Scouting Notes: SANFL U18s – Round 12

THE 2021 SANFL Under 18s season continued over the weekend, with the latest round of action producing plenty more excellent performances from budding AFL Draft prospects. In the next SANFL Scouting Notes edition, we again narrow in on SA’s Under 18s competition, with a particular focus on the state’s Under 19 talent hub members and other standout performers. All notes are the opinion of the individual author.

STURT 9.9 (63) def. by NORWOOD 13.11 (89)

By: Eli Duxson

Sturt:

#24 Cormac Dwyer

Returned to the Double Blues outfit for the first time since Round 5 and brought all the same pressure and physicality he departed with. He laid the most tackles for Sturt with eight as the big-bodied inside midfielder tried to utilise his sturdy frame as best he could. Dwyer took on more of a defensive role at stoppages as he remained static but held front position and prevented his direct opponent from running to hit zones or spreading for the second and third handballs. He often went defensively to Cooper Murley when their midfield rotations lined up.

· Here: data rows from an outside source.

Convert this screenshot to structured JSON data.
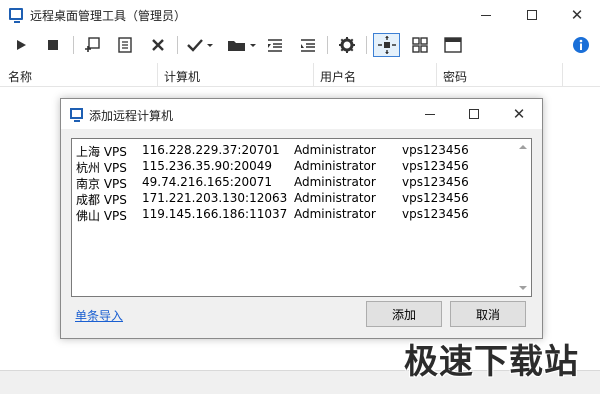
{
  "window": {
    "title": "远程桌面管理工具（管理员）",
    "min_label": "—",
    "close_label": "✕"
  },
  "toolbar": {
    "items": [
      {
        "icon": "play-icon"
      },
      {
        "icon": "stop-icon"
      },
      {
        "icon": "add-computer-icon"
      },
      {
        "icon": "edit-document-icon"
      },
      {
        "icon": "delete-icon"
      },
      {
        "icon": "check-dropdown-icon"
      },
      {
        "icon": "folder-dropdown-icon"
      },
      {
        "icon": "indent-up-icon"
      },
      {
        "icon": "indent-down-icon"
      },
      {
        "icon": "gear-icon"
      },
      {
        "icon": "fit-screen-icon"
      },
      {
        "icon": "grid-view-icon"
      },
      {
        "icon": "window-icon"
      },
      {
        "icon": "info-icon"
      }
    ]
  },
  "list": {
    "columns": [
      "名称",
      "计算机",
      "用户名",
      "密码"
    ]
  },
  "dialog": {
    "title": "添加远程计算机",
    "rows": [
      {
        "city": "上海 VPS",
        "ip": "116.228.229.37:20701",
        "user": "Administrator",
        "pass": "vps123456"
      },
      {
        "city": "杭州 VPS",
        "ip": "115.236.35.90:20049",
        "user": "Administrator",
        "pass": "vps123456"
      },
      {
        "city": "南京 VPS",
        "ip": "49.74.216.165:20071",
        "user": "Administrator",
        "pass": "vps123456"
      },
      {
        "city": "成都 VPS",
        "ip": "171.221.203.130:12063",
        "user": "Administrator",
        "pass": "vps123456"
      },
      {
        "city": "佛山 VPS",
        "ip": "119.145.166.186:11037",
        "user": "Administrator",
        "pass": "vps123456"
      }
    ],
    "link_label": "单条导入",
    "add_label": "添加",
    "cancel_label": "取消"
  },
  "watermark": "极速下载站",
  "colors": {
    "accent": "#1e5fb3",
    "link": "#1a5fd1",
    "info": "#1a6fd8"
  }
}
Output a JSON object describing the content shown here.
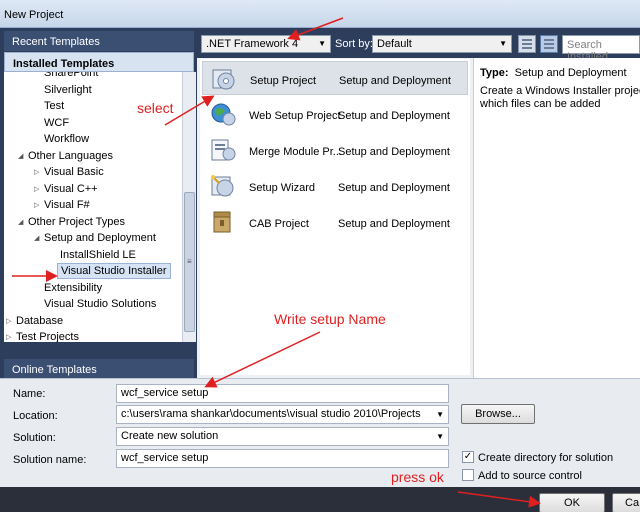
{
  "window": {
    "title": "New Project"
  },
  "left_panel": {
    "recent_templates": "Recent Templates",
    "installed_templates": "Installed Templates",
    "online_templates": "Online Templates",
    "tree": [
      {
        "label": "SharePoint",
        "level": 2
      },
      {
        "label": "Silverlight",
        "level": 2
      },
      {
        "label": "Test",
        "level": 2
      },
      {
        "label": "WCF",
        "level": 2
      },
      {
        "label": "Workflow",
        "level": 2
      },
      {
        "label": "Other Languages",
        "level": 1,
        "expanded": true
      },
      {
        "label": "Visual Basic",
        "level": 2,
        "expanded": false
      },
      {
        "label": "Visual C++",
        "level": 2,
        "expanded": false
      },
      {
        "label": "Visual F#",
        "level": 2,
        "expanded": false
      },
      {
        "label": "Other Project Types",
        "level": 1,
        "expanded": true
      },
      {
        "label": "Setup and Deployment",
        "level": 2,
        "expanded": true
      },
      {
        "label": "InstallShield LE",
        "level": 3
      },
      {
        "label": "Visual Studio Installer",
        "level": 3,
        "selected": true
      },
      {
        "label": "Extensibility",
        "level": 2
      },
      {
        "label": "Visual Studio Solutions",
        "level": 2
      },
      {
        "label": "Database",
        "level": 0,
        "expanded": false
      },
      {
        "label": "Test Projects",
        "level": 0,
        "expanded": false
      }
    ]
  },
  "toolbar": {
    "framework": ".NET Framework 4",
    "sort_label": "Sort by:",
    "sort_value": "Default",
    "search_placeholder": "Search Installed"
  },
  "templates": [
    {
      "name": "Setup Project",
      "category": "Setup and Deployment",
      "icon": "setup-project-icon",
      "selected": true
    },
    {
      "name": "Web Setup Project",
      "category": "Setup and Deployment",
      "icon": "web-setup-icon"
    },
    {
      "name": "Merge Module Pr...",
      "category": "Setup and Deployment",
      "icon": "merge-module-icon"
    },
    {
      "name": "Setup Wizard",
      "category": "Setup and Deployment",
      "icon": "setup-wizard-icon"
    },
    {
      "name": "CAB Project",
      "category": "Setup and Deployment",
      "icon": "cab-project-icon"
    }
  ],
  "details": {
    "type_label": "Type:",
    "type_value": "Setup and Deployment",
    "description_line1": "Create a Windows Installer project t",
    "description_line2": "which files can be added"
  },
  "form": {
    "name_label": "Name:",
    "name_value": "wcf_service setup",
    "location_label": "Location:",
    "location_value": "c:\\users\\rama shankar\\documents\\visual studio 2010\\Projects",
    "solution_label": "Solution:",
    "solution_value": "Create new solution",
    "solution_name_label": "Solution name:",
    "solution_name_value": "wcf_service setup",
    "browse_button": "Browse...",
    "create_directory_label": "Create directory for solution",
    "create_directory_checked": true,
    "add_source_control_label": "Add to source control",
    "add_source_control_checked": false,
    "ok_button": "OK",
    "cancel_button": "Ca"
  },
  "annotations": {
    "select": "select",
    "write_name": "Write setup Name",
    "press_ok": "press ok"
  },
  "colors": {
    "annotation": "#e02020",
    "panel_dark": "#2d3e5c",
    "selection": "#d5e3f5"
  }
}
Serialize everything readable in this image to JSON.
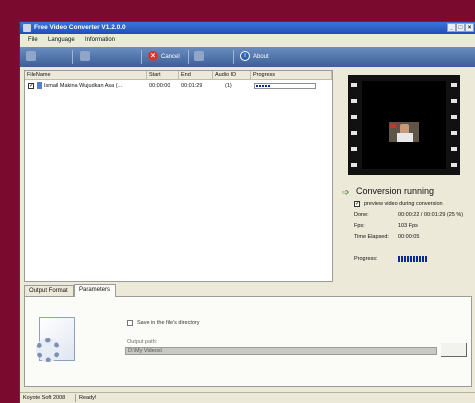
{
  "window": {
    "title": "Free Video Converter V1.2.0.0"
  },
  "menu": [
    "File",
    "Language",
    "Information"
  ],
  "toolbar": {
    "cancel_label": "Cancel",
    "about_label": "About"
  },
  "file_list": {
    "columns": [
      "FileName",
      "Start",
      "End",
      "Audio ID",
      "Progress"
    ],
    "rows": [
      {
        "checked": true,
        "filename": "Ismail Makina Wujudkan Asa (...",
        "start": "00:00:00",
        "end": "00:01:29",
        "audio_id": "(1)",
        "progress": 0.25
      }
    ]
  },
  "preview": {
    "status": "Conversion running",
    "preview_checkbox_label": "preview video during conversion",
    "preview_checked": true,
    "stats": [
      {
        "label": "Done:",
        "value": "00:00:22 / 00:01:29  (25 %)"
      },
      {
        "label": "Fps:",
        "value": "103 Fps"
      },
      {
        "label": "Time Elapsed:",
        "value": "00:00:05"
      }
    ],
    "progress_label": "Progress:",
    "progress": 0.25
  },
  "tabs": [
    "Output Format",
    "Parameters"
  ],
  "active_tab": "Parameters",
  "parameters": {
    "save_in_dir_label": "Save in the file's directory",
    "save_in_dir_checked": false,
    "output_path_label": "Output path:",
    "output_path_value": "D:\\My Videos\\"
  },
  "statusbar": {
    "left": "Koyote Soft 2008",
    "right": "Ready!"
  },
  "colors": {
    "titlebar": "#1f4fb8",
    "toolbar": "#3c5e98",
    "progress": "#0a2a9a",
    "background": "#7a0b2e"
  }
}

His disposal was a little scratchy at times but his work in and under was where he thrived. Dwyer finished with 15 disposals and eight clearances to go with his tackling numbers in a welcome return to Sturt’s engine room.

#39 Felix Packer

Undoubtedly kept Sturt in the game with his perfectly accurate five goals as the focal point of the Double Blues’ forwardline. Packer did all his work inside 50 and with his strength one-on-one and ability to finish, that was fair enough. His first goal came from a 25-metre set shot after he earned a free kick for holding the ball. Soon after he wore one in the mid-section after backing into a contest in what was the only time all game he looked vulnerable. The hulking unit managed two more goals in the second quarter with a Tom Hawkins-style pluck and snap out of a forward 50 ruck contest, and another set shot from a tight angle. He did not require much separation to mark contested often finding just enough space on the lead to get his hands in front of him. A 25-metre penalty netted him a shot in the goal square while his final goal came from another nice snap after marking on the point line.

Others:

In what was a lean day in terms of contributors for Sturt, Dylan Thredgold dominated the ruck with 31 hit-outs compared to Norwood’s best in 10. Jake Aish was also quiet on his standards with his first single-digit disposal game for the season, finishing on eight.

Norwood:

#1 Cooper Murley

Since returning from Reserves duties, Murley has continued to make the Under 18s competition his own with his second 30-plus disposal game from three outings. His speed and acceleration kept him in the middle of the ground for most of the game, with stints down forward to rest or present a different challenge for Sturt. Murley managed to find space with such running abilities and mark uncontested which he did 11 times. His speed took centre stage when he held outside position on a Norwood rebound and when he saw his chance to go, he took off and marked 20 metres out directly in front. Not many can keep up with him. With ball in hand, he looked composed, seeming as though he had much more time than everyone else and was clean with his ball use, making good decisions. His second goal came from a Gary Ablett Jr­-like snap from the right boundary, curling in wonderfully for a great finish. He missed a third shot which would have just been a cherry on top of his 31 disposals, two goals, and six rebound 50s, from which he showed his defensive work rate.

#16 Benjamin Belperio

Backing up his 21-disposal effort last week came arguably Belperio’s best game for the season, as he notched three goals from his 18 touches to go with five marks and four clearances. He kicked the first goal of the game with a nice finish on the run at pace with his penetrating kick. Like Murley, he rotated between centre, wing, and forward and was disciplined with his positioning. If he moved off the ball to find the footy he could have improved on his solid stats, but he would have done his team a disservice with fewer options and not stretching the Sturt defence. When around the ball however, he hunted it and tried to bustle through contests to obtain possession. His second goal came after the ball spilled to him as he showed his hip strength to break through a pair of tackles before dribbling it through. His final goal came from a set shot from just inside 50 after marking overhead which he flushed. When working back defensively he was often good at locating before getting involved on the rebound, although on one occasion he drifted and did not see the opponent standing behind him in the pocket. Although it had no impact on the scoreboard, it would have been just a minor blemish on an otherwise serviceable contribution.

Others:

Defensive duo Matthew Dnistrianksy and Riley Verrall managed 26 and 25 disposals respectively in their rebounding efforts, while Bailey Gal laid the most tackles on the ground with 11. Aidan Lake’s impact on the game would not be represented on the stat sheet as his effort around contest was immense. Not the prettiest player but he showed plenty of heart.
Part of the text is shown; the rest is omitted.